September 9, 2024

Towards the end of July and early August, fear took over markets. On Aug. 5, it evolved into a full-blown panic that hit everywhere.
The CBOE Volatility Index (VIX) is often considered the market’s fear gauge. It measures expectations for near-term price shifts in the S&P 500. Since 1991, its average value is around 19.
But during Aug. 5 trading, VIX went from below 20 all the way up to above 60. It just about tripled and hit the highest level since the COVID-19 pandemic began to take over in March 2020 and the great financial crisis in 2008.
By the end of Aug. 5 trading, VIX closed above 38, which was still one of the highest levels in years. For the day, the Nasdaq Composite Index and S&P 500 finished down about 3%, the Russell 2000 Index fell 3.2%, and the Dow Jones Industrial Average dropped 2.6%.

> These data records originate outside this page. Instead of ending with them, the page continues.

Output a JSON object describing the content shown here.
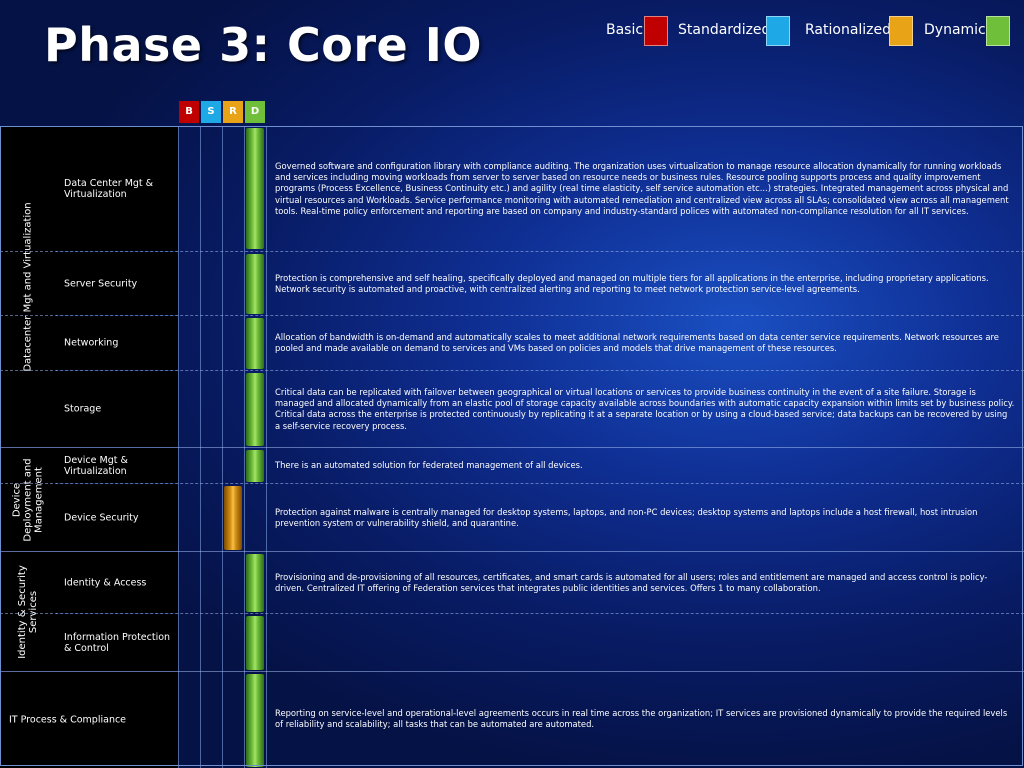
{
  "title": "Phase 3: Core IO",
  "colors": {
    "basic": "#c00000",
    "standardized": "#1fa8e6",
    "rationalized": "#e8a317",
    "dynamic": "#6fbf3a"
  },
  "legend": [
    {
      "label": "Basic",
      "color": "#c00000"
    },
    {
      "label": "Standardized",
      "color": "#1fa8e6"
    },
    {
      "label": "Rationalized",
      "color": "#e8a317"
    },
    {
      "label": "Dynamic",
      "color": "#6fbf3a"
    }
  ],
  "level_headers": [
    "B",
    "S",
    "R",
    "D"
  ],
  "categories": [
    {
      "label": "Datacenter Mgt and Virtualization"
    },
    {
      "label": "Device Deployment and Management"
    },
    {
      "label": "Identity & Security Services"
    }
  ],
  "rows": [
    {
      "name": "Data Center Mgt & Virtualization",
      "level": "D",
      "description": "Governed software and configuration library with compliance auditing.     The organization uses virtualization to manage resource allocation dynamically for running workloads and services including moving workloads from server to server based on resource needs or business rules. Resource pooling supports process and quality improvement programs (Process Excellence, Business Continuity etc.) and agility (real time elasticity, self service automation etc...) strategies. Integrated management across physical and virtual resources and Workloads. Service performance monitoring with automated remediation and centralized view across all SLAs; consolidated view across all management tools. Real-time policy enforcement and reporting are based on company and industry-standard polices with automated non-compliance resolution for all IT services."
    },
    {
      "name": "Server Security",
      "level": "D",
      "description": "Protection is comprehensive and self healing, specifically deployed and managed on multiple tiers for all applications in the enterprise, including proprietary applications. Network security is automated and proactive, with centralized alerting and reporting to meet network protection service-level agreements."
    },
    {
      "name": "Networking",
      "level": "D",
      "description": "Allocation of bandwidth is on-demand and automatically scales to meet additional network requirements based on data center service requirements. Network resources are pooled and made available on demand to services and VMs based on policies and models that drive management of these resources."
    },
    {
      "name": "Storage",
      "level": "D",
      "description": "Critical data can be replicated with failover between geographical or virtual locations or services to provide business continuity in the event of a site failure. Storage is managed and allocated dynamically from an elastic pool of storage capacity available across boundaries with automatic capacity expansion within limits set by business policy.  Critical data across the enterprise is protected continuously by replicating it at a separate location or by using a cloud-based service; data backups can be recovered by using a self-service recovery process."
    },
    {
      "name": "Device Mgt & Virtualization",
      "level": "D",
      "description": "There is an automated solution for federated management of all devices."
    },
    {
      "name": "Device Security",
      "level": "R",
      "description": "Protection against malware is centrally managed for desktop systems, laptops, and non-PC devices; desktop systems and laptops include a host firewall, host intrusion prevention system or vulnerability shield, and quarantine."
    },
    {
      "name": "Identity & Access",
      "level": "D",
      "description": "Provisioning and de-provisioning of all resources, certificates, and smart cards is automated for all users; roles and entitlement are managed and access control is policy-driven. Centralized IT offering of Federation services that integrates public identities and services. Offers 1 to many collaboration."
    },
    {
      "name": "Information Protection & Control",
      "level": "D",
      "description": ""
    },
    {
      "name": "IT Process & Compliance",
      "level": "D",
      "description": "Reporting on service-level and operational-level agreements occurs in real time across the organization; IT services are provisioned dynamically to provide the required levels of reliability and scalability; all tasks that can be automated are automated."
    }
  ]
}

Markets haven’t seen such widespread volatility and value loss since 2020. The resulting panic caused issues for trading platforms at major brokerages because everyone rushed for the exits at the same time.
It didn’t take much to trigger selling. Manufacturing data showed evidence of contraction and weekly jobless claims increased by almost 250,000.
While the market fell fast, it recovered just as quickly. Consumer spending data was positive, and within a couple weeks the dip was gone and all-time highs were back in sight.
Still, the takeaway is clear – volatility and some weakening mean fear is back.
Even so, last month Federal Reserve Chair Jerome Powell said it’s time to shift policy. Markets loved it because many investors think interest rate cuts are the cure for everything.
However, it doesn’t mean stocks are guaranteed to rise. Even if they do, it could be a choppy ride.